I had no idea who Max Aitken was until very recently. I swung by a small independent bookstore called Tidewater Books in Sackville one afternoon and found a biography of Beaverbook in the Extraordinary Canadians series.
David Adams Richards, the author and the Bard of Miramichi, had childhood experiences much overlapping Beaverbrook’s and likely looked out the same windows and played in the same ravines as Aitken.
Max Aitken was born in Ontario, moved to New Brunswick, where he developed a knack for politics, communication and business. He made scores of money in Canada and moved to England where he became, quickly, a grand media mogul, politician, and propagandist. He was friends with Churchill (back when that wasn’t popular) and eventually served in the wartime cabinet. Through all this, he earned a Lordship and offended the aristocracy by picking a reference to his New Brunswick roots and calling himself Beaverbrook.
Aitken had many faults. He cheated on his wife, without question. That said, it wasn’t entirely clear the marriage wasn’t political anyway. He was scheming in business but it’s become clear that his colleagues were scheming against him as well.
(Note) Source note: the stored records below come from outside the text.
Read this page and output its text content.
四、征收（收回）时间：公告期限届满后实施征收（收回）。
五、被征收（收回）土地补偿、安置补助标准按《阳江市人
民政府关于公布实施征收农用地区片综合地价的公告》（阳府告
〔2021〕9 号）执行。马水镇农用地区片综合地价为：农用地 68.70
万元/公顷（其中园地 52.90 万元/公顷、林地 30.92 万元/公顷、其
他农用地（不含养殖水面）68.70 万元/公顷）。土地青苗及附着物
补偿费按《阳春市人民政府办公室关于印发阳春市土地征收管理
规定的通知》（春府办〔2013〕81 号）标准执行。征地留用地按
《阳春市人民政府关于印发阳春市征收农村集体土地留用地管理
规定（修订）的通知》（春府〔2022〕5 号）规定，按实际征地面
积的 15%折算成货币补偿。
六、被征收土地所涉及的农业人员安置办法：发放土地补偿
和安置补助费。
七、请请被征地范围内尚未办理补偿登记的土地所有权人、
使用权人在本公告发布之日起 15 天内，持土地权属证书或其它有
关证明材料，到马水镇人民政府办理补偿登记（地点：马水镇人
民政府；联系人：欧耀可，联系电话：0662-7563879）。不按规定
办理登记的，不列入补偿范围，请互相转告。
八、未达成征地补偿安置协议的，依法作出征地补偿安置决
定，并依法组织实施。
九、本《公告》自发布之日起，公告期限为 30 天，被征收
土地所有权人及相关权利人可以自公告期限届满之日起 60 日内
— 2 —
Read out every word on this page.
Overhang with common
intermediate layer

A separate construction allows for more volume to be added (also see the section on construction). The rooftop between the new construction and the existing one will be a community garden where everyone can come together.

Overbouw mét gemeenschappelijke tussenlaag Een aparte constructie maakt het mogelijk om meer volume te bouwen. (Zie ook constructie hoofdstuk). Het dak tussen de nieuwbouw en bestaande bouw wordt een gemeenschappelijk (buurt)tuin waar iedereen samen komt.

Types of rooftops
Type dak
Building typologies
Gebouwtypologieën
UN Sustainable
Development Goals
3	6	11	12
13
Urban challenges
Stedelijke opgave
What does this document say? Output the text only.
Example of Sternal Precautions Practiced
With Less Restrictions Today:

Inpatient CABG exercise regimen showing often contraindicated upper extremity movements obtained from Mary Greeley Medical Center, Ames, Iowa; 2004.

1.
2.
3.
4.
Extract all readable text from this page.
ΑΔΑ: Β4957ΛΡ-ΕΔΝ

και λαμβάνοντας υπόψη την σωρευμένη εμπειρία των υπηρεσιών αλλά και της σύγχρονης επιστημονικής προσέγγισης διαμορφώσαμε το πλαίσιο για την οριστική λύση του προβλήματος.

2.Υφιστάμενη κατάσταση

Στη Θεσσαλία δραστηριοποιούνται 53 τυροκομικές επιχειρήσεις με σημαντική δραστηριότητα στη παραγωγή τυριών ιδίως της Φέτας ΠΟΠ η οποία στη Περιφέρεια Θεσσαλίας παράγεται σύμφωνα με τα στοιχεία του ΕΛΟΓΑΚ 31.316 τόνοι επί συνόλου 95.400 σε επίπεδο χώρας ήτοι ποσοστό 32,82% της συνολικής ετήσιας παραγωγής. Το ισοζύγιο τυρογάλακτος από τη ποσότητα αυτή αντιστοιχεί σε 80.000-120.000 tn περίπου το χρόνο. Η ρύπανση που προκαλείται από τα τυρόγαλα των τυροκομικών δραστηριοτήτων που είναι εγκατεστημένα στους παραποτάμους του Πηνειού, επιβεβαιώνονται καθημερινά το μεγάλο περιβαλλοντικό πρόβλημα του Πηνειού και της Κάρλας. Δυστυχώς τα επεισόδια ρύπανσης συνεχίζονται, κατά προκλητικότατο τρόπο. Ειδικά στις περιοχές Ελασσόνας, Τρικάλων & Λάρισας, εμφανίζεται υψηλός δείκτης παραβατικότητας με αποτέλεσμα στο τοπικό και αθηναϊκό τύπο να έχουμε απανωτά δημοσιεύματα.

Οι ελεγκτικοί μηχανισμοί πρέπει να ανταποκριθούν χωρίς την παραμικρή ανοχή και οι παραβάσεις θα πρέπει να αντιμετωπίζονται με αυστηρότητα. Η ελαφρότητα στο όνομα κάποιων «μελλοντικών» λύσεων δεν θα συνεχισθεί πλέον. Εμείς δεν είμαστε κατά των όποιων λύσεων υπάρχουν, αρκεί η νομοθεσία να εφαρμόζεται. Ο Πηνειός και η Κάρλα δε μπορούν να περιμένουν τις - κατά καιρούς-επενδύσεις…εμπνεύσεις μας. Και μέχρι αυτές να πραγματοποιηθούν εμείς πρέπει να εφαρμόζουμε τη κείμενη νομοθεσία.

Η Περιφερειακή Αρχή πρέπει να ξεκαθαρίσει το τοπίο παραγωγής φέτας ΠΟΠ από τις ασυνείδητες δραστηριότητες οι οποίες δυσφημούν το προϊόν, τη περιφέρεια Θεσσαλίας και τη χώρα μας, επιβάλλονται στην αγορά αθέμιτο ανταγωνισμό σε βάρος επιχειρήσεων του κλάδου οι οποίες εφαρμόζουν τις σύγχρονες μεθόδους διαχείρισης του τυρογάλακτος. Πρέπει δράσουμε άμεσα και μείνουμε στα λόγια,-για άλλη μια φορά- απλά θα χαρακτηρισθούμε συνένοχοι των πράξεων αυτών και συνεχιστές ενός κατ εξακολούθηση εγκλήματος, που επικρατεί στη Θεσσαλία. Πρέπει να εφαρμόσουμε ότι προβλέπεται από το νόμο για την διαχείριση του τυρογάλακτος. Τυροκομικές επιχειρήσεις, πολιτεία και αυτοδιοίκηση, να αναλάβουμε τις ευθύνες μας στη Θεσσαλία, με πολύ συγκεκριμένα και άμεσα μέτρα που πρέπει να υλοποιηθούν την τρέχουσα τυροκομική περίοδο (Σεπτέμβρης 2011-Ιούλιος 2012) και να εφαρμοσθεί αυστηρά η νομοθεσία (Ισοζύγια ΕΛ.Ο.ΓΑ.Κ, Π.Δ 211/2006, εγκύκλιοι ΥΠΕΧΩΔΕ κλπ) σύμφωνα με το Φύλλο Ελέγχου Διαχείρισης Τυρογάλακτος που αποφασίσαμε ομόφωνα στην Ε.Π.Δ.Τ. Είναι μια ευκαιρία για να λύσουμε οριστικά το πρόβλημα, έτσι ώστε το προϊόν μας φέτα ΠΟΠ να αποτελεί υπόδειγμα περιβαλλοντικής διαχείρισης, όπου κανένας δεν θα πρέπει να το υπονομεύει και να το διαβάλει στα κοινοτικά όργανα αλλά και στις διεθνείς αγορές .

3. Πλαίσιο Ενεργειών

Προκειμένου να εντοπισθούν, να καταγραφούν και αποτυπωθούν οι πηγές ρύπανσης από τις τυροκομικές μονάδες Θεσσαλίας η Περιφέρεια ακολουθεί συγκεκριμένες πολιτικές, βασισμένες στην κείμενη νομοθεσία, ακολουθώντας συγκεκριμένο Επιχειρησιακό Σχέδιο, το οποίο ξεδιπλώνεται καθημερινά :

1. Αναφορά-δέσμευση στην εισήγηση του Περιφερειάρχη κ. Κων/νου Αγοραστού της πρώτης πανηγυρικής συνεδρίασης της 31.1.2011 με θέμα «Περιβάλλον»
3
Beaverbrook is one of New Brunswick’s favourite sons. It’s odd to say that because the accusation of arrogance stuck to him. New Brunswickers don’t have much time for arrogance. I suspect what Londoners called arrogance was actually just Miramichi playfulness, and slyness; curiosity more than condescension. Beaverbrook believed that the British Empire was for everyone not just the elites. He devoted a good deal of time to the idea of Empire Free Trade. It was viewed as too late, the Empire was in decline.
I can’t help but feel some connection to Beaverbrook. We share a first name. We both were born in Ontario and moved to New Brunswick, believe passionately in the idea of an Empire for everyone. The playfulness, the penchant for late night meals (Aitken would call his friends at 1 or 2 AM and invite them for dessert), the arrogance; I connect with these. I connect with the love of the spotlight, but also the loneliness that Beaverbrook felt, which hasn’t been explored enough. I might be no different than Richards, trying to understand more about Beaverbrook and attaching myself to this little man who did big things.
Beaverbrook is one of the greatest Canadians of all time. He is certainly one of the greatest New Brunswickers of all time. He has become an icon here of how far a boy from Miramichi or Sackville or the city – Saint John, Moncton, Fredericton – can fly.
His brilliant and creative handling of the wartime portfolios he was assigned may have saved England. I’m not the only one who thinks that. Aitken defended Churchill when he needed a friend the most. There are other contributions Aitken made that are forgotten. He established the Canadian War Records Office in London, which recognized the contributions of Canadians in the First World War. He made financial and civic contributions to New Brunswick that are lasting to this day. This province is too often forgotten by Ottawa, let alone London. Beaverbrook never forgot it.
He speaks with great love for New Brunswick, despite not being born there, and living many years in London, especially during the war. I understand his pull for the place, and I understand why he so desperately wanted to call it home.
Beaverbrook has become of my heroes. He’s not a hero in the way of a soldier, he’s not a hero in the sense of an activist. His heroism is distinct. It is defined by a quiet old man, once at the beating heart of the greatest empire in world history, walking through Newcastle, New Brunswick, counting memories.
So thanks, Beaverbrook, from one imperial Max from New Brunswick to another.